Battle of the Budgets Begins

The Obama administration released its version of the fiscal 2012 federal budget to compete with the House Republicans' version, but neither side is willing to make cuts to non-discretionary spending.

The Obama administration released its version of the fiscal 2012 federal budget on Monday to compete with the House Republicans’ version agreed upon (sort of) last week. The headline takeaway regarding the administration’s budget is that it will cut roughly $1.1 trillion from the deficit over the course of the next 10 years–a little less than the deficit is currently increasing in one year.

The cuts are to be from a combination of actual cuts from discretionary spending–mostly small items in federal terms, a few billion here, a few billion there–and increased taxes as the Bush-era tax cuts for the wealthy expire. Notably for some real estate firms and other investment entities, the budget proposes a $15 billion tax increase on carried interest, which is the income paid to investment managers.

Arguably the administration’s proposals for cuts are more nuanced than the meat-cleaver approach advocated with enthusiasm by some brand-new members of Congress, but both proposal packages are exercises in tinkering at the margins of the problem, since discretionary spending–the only kind of spending anyone wants to cut–is only about 16 percent of the federal budget. Neither the administration nor the eager novices in the House (nor the jaded pros in the House, either) has the political nerve ahead of the 2012 elections to propose cuts to any of the rest: Social Security, Medicare, Medicaid and the Department of Defense, except for those related to the winding down of operations in Iraq.

Homebuilders still glum

The U.S. economy might be improving, but not enough to persuade many buyers into the market for new homes. At least that seems to be the feeling among homebuilders, whose confidence in their market held unchanged at a crummy 16 for a third consecutive month in January, according to the latest National Association of Home Builders/Wells Fargo Housing Market Index (HMI) released on Monday.

Even if buyers were showing a glimmer of an interest in buying, raising the necessary funds to build new homes remains problematical. Builders continue to report hard times in obtaining production financing, and in maintaining performing lines of credit.

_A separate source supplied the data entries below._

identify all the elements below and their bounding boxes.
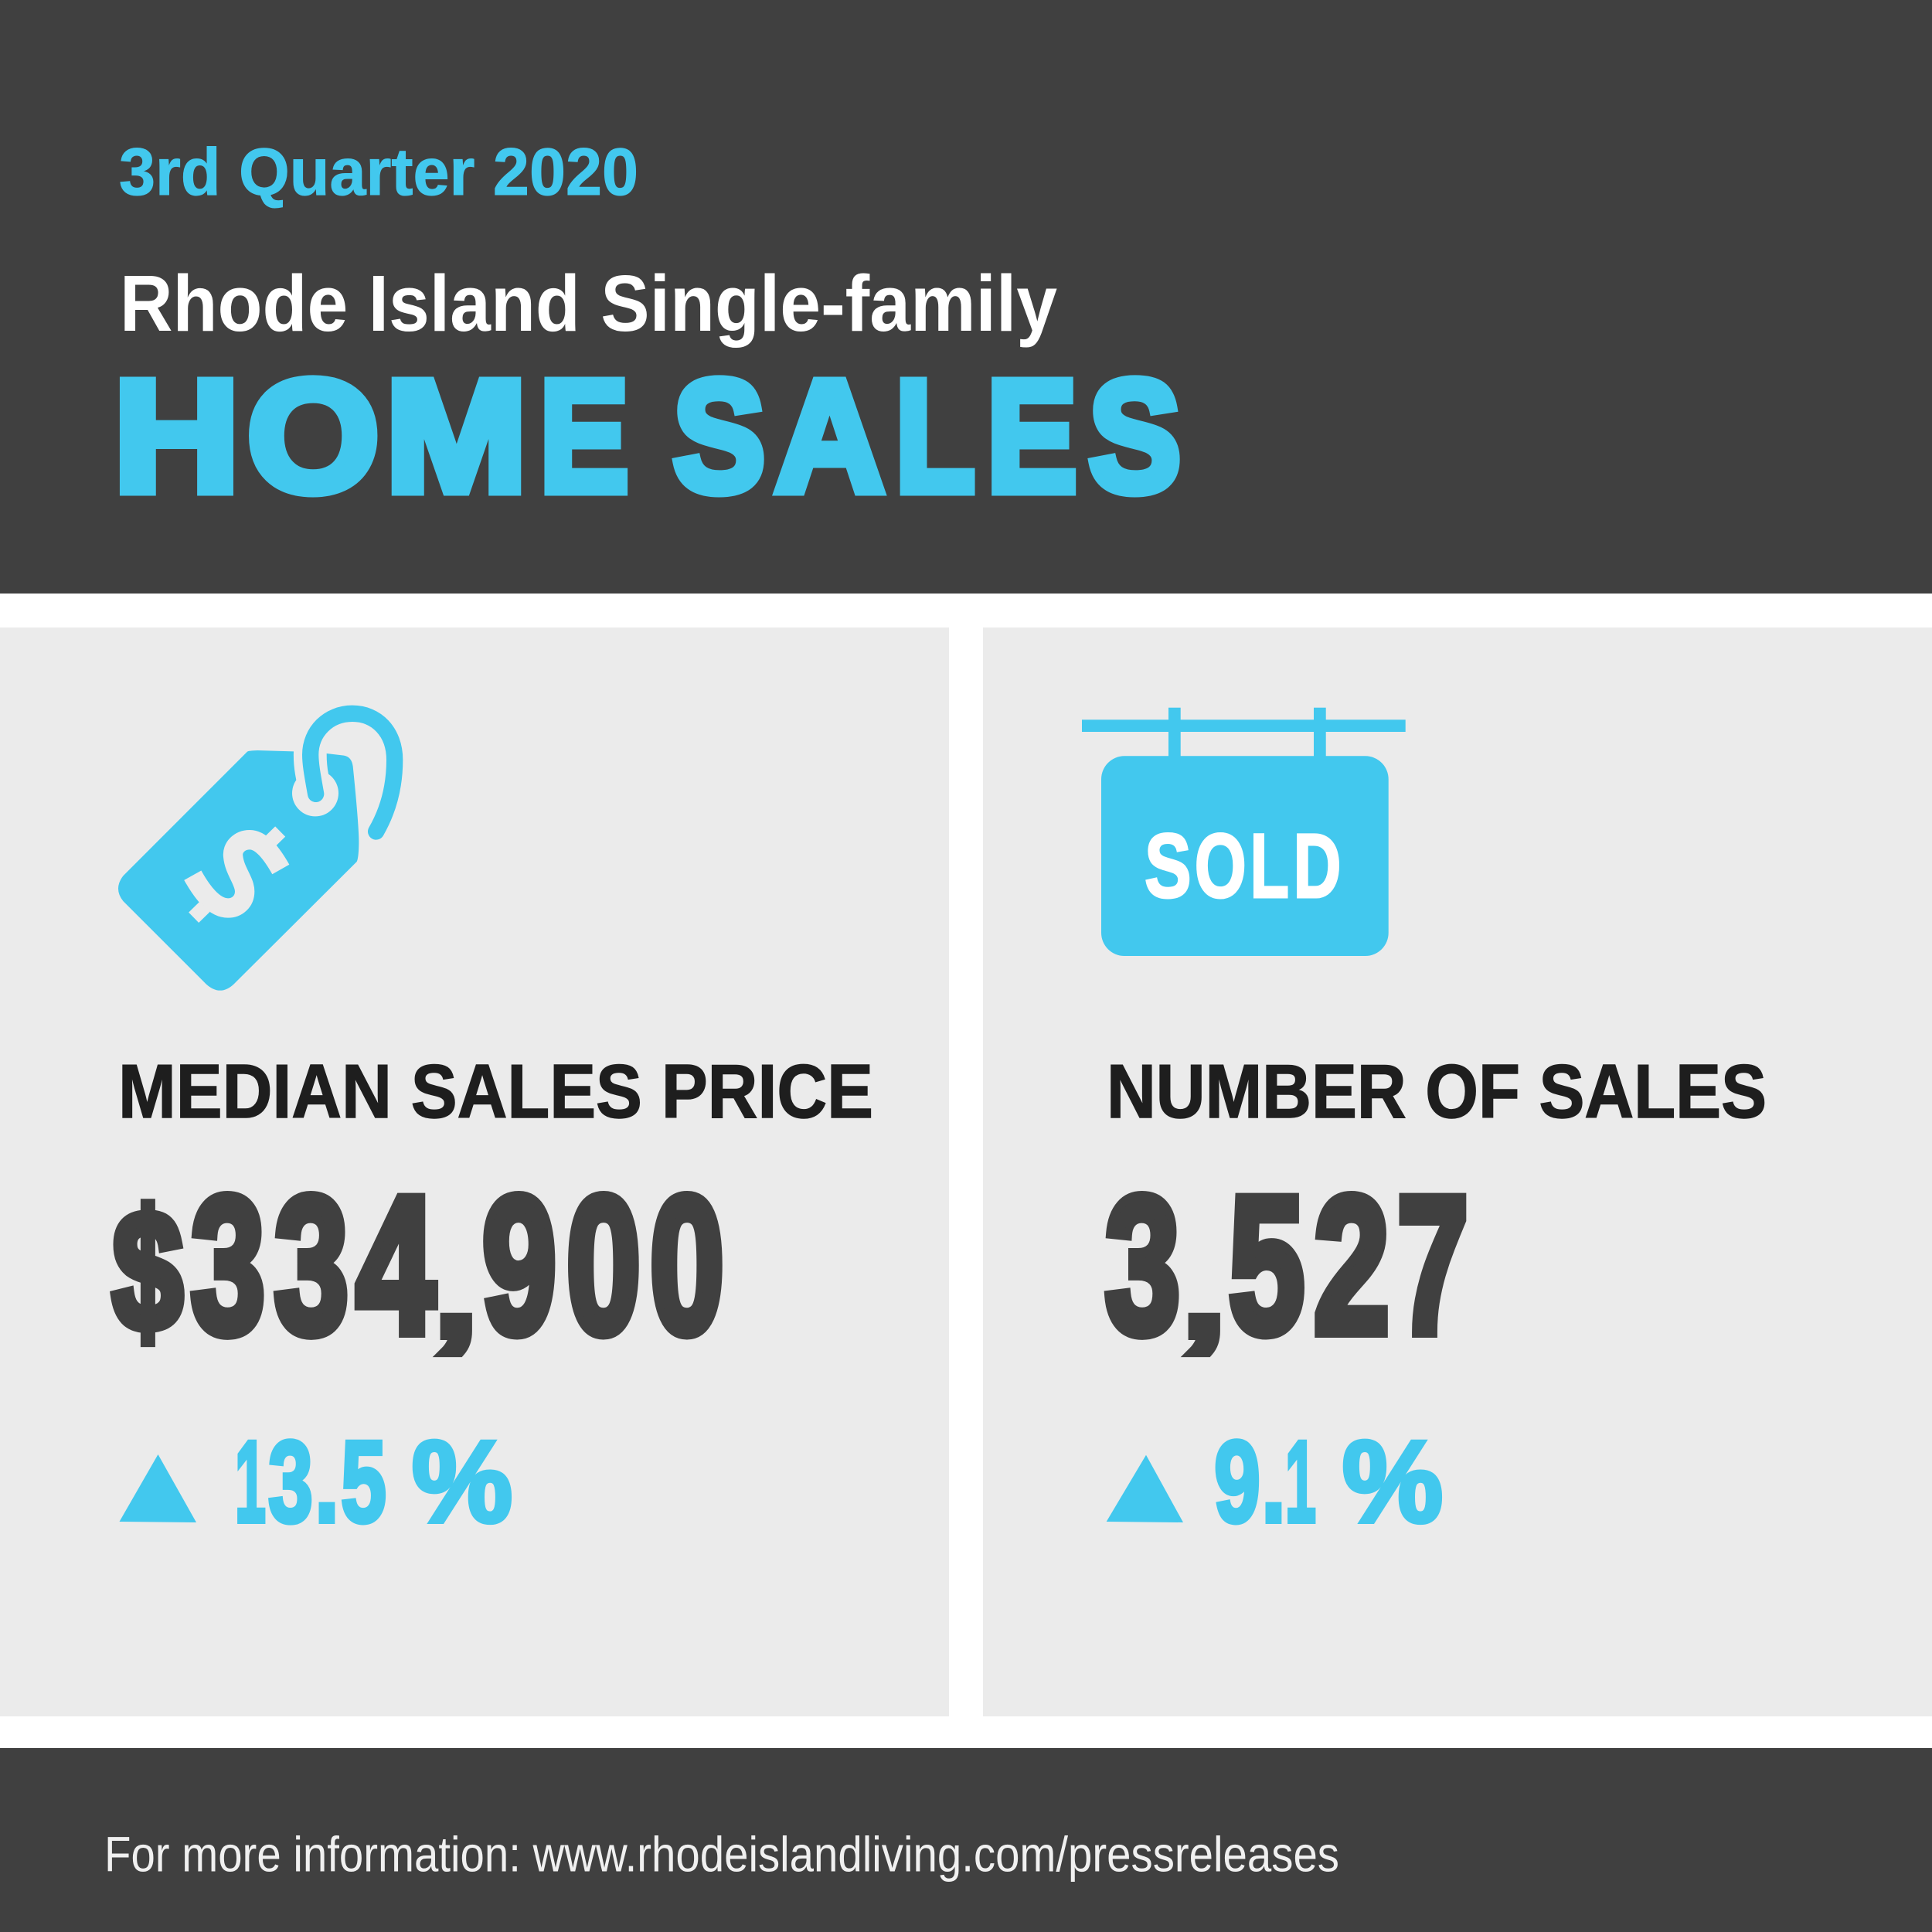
title: home sales: A <box>775 348 884 525</box>
value: sales change: 1 <box>1285 1417 1316 1546</box>
value: price change: 3 <box>268 1417 313 1546</box>
icon: up triangle <box>119 1454 196 1522</box>
subtitle: quarter: 3rd Quarter 2020 <box>119 135 638 209</box>
value: number of sales: 5 <box>1229 1157 1304 1374</box>
value: sales change: 9 <box>1214 1417 1260 1546</box>
value: median price: 0 <box>650 1157 724 1374</box>
value: median price: 3 <box>274 1157 349 1374</box>
icon: up triangle <box>1107 1455 1183 1522</box>
value: median price: $ <box>113 1178 182 1366</box>
footer text: For more information: www.rhodeislandliving.com/pressreleases <box>104 1827 1339 1883</box>
value: price change: 1 <box>235 1417 266 1546</box>
value: median price: 0 <box>566 1157 641 1374</box>
value: number of sales: 2 <box>1314 1157 1389 1374</box>
value: price change: . <box>315 1417 339 1546</box>
value: median price: 3 <box>191 1157 265 1374</box>
title: home sales: H <box>114 348 240 525</box>
value: median price: 9 <box>482 1157 556 1374</box>
heading: region: Rhode Island Single-family <box>120 259 1057 348</box>
panel: number of sales <box>983 628 1932 1716</box>
panel: median sales price <box>0 628 949 1716</box>
value: number of sales: , <box>1185 1236 1223 1359</box>
label: median sales price: MEDIAN SALES PRICE <box>118 1049 873 1134</box>
title: home sales: L <box>896 348 975 525</box>
title: home sales: M <box>386 348 527 525</box>
title: home sales: E <box>987 348 1077 525</box>
value: number of sales: 3 <box>1105 1157 1180 1374</box>
sign text: O <box>1195 815 1247 917</box>
value: number of sales: 7 <box>1397 1157 1468 1374</box>
sign text: D <box>1294 815 1342 917</box>
value: price change: 5 <box>341 1417 386 1546</box>
value: sales change: % <box>1342 1417 1443 1546</box>
label: number of sales: NUMBER OF SALES <box>1107 1049 1767 1134</box>
title: home sales: O <box>247 348 379 525</box>
value: sales change: . <box>1261 1417 1286 1546</box>
value: median price: 4 <box>356 1157 435 1374</box>
panel: header <box>0 0 1932 594</box>
icon: sold sign <box>1082 708 1406 956</box>
title: home sales: S <box>1089 348 1181 525</box>
title: home sales: E <box>539 348 628 525</box>
sign text: S <box>1145 815 1192 917</box>
panel: footer <box>0 1748 1932 1932</box>
value: median price: , <box>437 1236 474 1359</box>
sign text: L <box>1250 815 1289 917</box>
value: price change: % <box>412 1417 512 1546</box>
icon: price tag <box>118 713 395 991</box>
title: home sales: S <box>673 348 765 525</box>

“The HMI and its subcomponent indexes are holding steady following a below-expectations finish in 2010,” notes NAHB Chief Economist David Crowe in a statement. “At this point, housing remains on the sidelines of a weak economic recovery as consumers and builders wait for clear and consistent indications that jobs and economic output are reviving.”

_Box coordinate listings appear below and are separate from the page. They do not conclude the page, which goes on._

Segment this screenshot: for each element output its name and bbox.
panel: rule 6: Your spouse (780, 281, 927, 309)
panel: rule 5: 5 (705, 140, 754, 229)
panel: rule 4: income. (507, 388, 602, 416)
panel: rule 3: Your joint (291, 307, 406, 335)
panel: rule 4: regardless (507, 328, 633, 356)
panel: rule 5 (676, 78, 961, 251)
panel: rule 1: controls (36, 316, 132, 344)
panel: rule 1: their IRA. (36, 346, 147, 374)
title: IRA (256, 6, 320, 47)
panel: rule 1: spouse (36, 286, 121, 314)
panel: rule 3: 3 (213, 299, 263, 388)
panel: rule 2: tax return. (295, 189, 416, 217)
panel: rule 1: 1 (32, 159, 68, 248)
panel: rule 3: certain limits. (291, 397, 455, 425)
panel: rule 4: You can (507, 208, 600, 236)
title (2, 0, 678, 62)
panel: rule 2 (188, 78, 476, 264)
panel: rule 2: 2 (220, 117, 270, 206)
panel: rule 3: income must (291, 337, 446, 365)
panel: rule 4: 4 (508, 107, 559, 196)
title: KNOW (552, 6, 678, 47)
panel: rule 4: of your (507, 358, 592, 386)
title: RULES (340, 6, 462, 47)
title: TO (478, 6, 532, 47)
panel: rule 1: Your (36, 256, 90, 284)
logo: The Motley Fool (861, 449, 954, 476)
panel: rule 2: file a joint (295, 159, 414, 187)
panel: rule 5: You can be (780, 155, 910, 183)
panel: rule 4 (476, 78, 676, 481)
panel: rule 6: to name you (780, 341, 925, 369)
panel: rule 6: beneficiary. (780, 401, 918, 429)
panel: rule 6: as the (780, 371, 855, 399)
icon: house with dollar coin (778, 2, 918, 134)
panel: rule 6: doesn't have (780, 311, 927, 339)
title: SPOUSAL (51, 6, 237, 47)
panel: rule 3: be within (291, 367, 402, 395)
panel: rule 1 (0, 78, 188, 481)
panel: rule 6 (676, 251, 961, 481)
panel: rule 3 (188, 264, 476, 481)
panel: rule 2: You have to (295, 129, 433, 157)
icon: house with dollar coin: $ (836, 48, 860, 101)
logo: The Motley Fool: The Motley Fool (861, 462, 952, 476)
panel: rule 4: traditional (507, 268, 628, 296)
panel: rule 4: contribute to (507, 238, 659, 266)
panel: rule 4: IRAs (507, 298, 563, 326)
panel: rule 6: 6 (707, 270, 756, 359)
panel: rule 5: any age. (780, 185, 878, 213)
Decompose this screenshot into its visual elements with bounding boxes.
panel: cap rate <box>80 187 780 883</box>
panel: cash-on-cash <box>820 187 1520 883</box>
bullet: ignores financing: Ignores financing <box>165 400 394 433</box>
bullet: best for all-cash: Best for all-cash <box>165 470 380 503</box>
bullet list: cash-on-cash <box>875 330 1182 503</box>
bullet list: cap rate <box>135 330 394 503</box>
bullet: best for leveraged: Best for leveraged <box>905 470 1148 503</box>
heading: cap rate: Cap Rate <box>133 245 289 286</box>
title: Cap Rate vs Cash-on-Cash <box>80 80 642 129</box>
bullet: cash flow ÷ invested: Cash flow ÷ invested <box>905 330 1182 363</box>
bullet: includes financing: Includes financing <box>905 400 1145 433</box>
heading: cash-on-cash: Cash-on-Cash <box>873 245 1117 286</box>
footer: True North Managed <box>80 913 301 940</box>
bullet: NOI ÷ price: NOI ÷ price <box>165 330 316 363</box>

China no. 2 by one measure

Japan has been the “number 2 economy” in the world for about 40 years now, but on Monday the Japanese government acknowledged that the Chinese economy was actually larger than Japan’s in 2010, at least in terms of nominal gross domestic product measured in U.S. dollars. The Japanese estimated their own GDP at $5.474 trillion last year, as opposed to China’s GDP, which was $5.879 trillion.

Then again, China has about 1.3 billion people, compared with 127 million in Japan. Per capita GDP, and living standards besides, still greatly favor the Japanese.

Wall Street had a lackluster day on Monday, with the Dow Jones Industrial Average coming close to breaking even by losing only 5.07 points, or 0.04 percent. The S&P 500 gained 0.24 percent and the Nasdaq was up 0.28 percent.